Sie ist neu im Amt – und steht sofort unter Druck. Nach dem Rücktritt von Josefine Paul übernimmt Verena Schäffer ein Ministerium, das durch den Terroranschlag von Solingen und politische Kritik stark belastet ist.

Schäffer und ihre Vorgängerin

Verena Schäffer (Grüne) ist neue NRW-Familien- und Fluchtministerin – nach dem Rücktritt von Josefine Paul infolge der politischen Aufarbeitung des Terroranschlags von Solingen. Der Anschlag mit drei Toten hatte massive Kritik an der Informationskette des Ministeriums ausgelöst und schließlich zu Pauls Rückzug geführt. Schäffer übernimmt das Amt in einer Phase hoher politischer Spannung und laufender Untersuchungen im NRW-Landtag.
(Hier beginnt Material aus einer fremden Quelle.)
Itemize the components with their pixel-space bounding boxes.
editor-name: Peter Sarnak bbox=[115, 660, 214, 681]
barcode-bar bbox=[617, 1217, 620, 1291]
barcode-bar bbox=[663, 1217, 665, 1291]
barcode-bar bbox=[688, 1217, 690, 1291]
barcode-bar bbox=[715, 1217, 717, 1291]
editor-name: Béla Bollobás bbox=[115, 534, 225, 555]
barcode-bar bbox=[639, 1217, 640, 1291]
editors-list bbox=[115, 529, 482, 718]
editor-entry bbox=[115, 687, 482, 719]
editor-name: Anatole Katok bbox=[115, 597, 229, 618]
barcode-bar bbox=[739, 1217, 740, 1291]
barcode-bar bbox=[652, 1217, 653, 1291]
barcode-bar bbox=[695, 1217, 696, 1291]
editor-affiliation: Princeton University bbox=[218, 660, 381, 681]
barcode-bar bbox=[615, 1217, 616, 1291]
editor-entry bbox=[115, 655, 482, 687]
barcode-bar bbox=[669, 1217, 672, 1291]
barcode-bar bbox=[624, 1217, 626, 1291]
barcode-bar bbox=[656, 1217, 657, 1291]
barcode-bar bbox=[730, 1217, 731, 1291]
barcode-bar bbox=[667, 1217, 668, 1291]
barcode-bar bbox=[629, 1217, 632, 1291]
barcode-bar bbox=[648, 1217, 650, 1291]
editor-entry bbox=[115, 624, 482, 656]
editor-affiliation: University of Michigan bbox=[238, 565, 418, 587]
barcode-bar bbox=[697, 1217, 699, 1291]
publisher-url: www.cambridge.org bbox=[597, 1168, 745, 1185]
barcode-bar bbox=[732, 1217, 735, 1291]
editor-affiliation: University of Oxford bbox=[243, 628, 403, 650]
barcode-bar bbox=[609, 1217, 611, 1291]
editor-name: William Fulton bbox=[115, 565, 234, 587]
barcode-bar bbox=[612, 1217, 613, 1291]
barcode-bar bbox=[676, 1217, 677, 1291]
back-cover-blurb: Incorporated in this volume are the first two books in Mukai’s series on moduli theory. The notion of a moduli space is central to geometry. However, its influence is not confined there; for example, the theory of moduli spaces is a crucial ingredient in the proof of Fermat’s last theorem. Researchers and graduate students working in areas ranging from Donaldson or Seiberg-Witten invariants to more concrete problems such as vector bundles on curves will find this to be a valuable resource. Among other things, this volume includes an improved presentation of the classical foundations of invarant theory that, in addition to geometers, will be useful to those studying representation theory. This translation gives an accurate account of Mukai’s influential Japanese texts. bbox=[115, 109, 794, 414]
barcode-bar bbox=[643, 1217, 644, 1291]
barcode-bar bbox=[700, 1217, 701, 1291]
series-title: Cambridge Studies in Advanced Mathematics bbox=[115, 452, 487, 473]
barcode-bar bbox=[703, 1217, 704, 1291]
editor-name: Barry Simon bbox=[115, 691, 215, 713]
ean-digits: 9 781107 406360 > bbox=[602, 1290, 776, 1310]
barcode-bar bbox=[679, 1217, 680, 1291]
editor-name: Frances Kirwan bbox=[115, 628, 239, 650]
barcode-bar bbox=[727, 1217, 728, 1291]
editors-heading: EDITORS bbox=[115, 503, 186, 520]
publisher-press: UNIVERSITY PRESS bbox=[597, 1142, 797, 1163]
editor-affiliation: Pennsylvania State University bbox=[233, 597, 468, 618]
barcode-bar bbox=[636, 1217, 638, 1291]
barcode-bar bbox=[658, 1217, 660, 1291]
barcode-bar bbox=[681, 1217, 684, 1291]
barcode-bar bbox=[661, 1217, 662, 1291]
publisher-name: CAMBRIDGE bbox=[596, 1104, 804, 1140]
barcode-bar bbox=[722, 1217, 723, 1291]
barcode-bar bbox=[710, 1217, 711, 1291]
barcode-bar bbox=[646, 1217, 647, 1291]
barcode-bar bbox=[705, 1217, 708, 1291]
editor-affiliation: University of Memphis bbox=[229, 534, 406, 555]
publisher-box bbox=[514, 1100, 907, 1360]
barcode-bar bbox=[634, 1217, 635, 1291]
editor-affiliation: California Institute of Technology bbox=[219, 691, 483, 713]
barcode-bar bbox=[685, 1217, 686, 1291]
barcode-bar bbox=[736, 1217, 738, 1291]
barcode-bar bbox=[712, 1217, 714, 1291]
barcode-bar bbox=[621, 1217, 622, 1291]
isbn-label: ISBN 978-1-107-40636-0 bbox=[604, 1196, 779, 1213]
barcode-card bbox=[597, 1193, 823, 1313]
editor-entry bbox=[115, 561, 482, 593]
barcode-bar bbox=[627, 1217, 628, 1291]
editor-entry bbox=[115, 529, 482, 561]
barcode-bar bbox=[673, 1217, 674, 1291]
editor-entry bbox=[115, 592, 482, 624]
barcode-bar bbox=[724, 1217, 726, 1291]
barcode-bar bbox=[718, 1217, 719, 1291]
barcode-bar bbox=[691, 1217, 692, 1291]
Ein zentrales Thema ist die vollständige Aufarbeitung der Abläufe rund um Solingen. Dabei geht es um Transparenz, Verantwortung und das Vertrauen in staatliches Handeln.

Ministerium voller Aufgaben

Parallel dazu stehen weitere große Baustellen im Ressort an. In den Kitas des Landes werden deutlich mehr Gewaltvorfälle gemeldet, die Ursachen sollen nun genauer analysiert werden. Auch die umstrittene Reform des Kinderbildungsgesetzes sorgt weiterhin für Proteste und politischen Druck. Beim Thema soziale Medien für Kinder setzt Schäffer auf Regulierung und Prävention statt Verbote. Insgesamt steht sie vor der Aufgabe, ein belastetes Ministerium zu stabilisieren und verloren gegangenes Vertrauen zurückzugewinnen.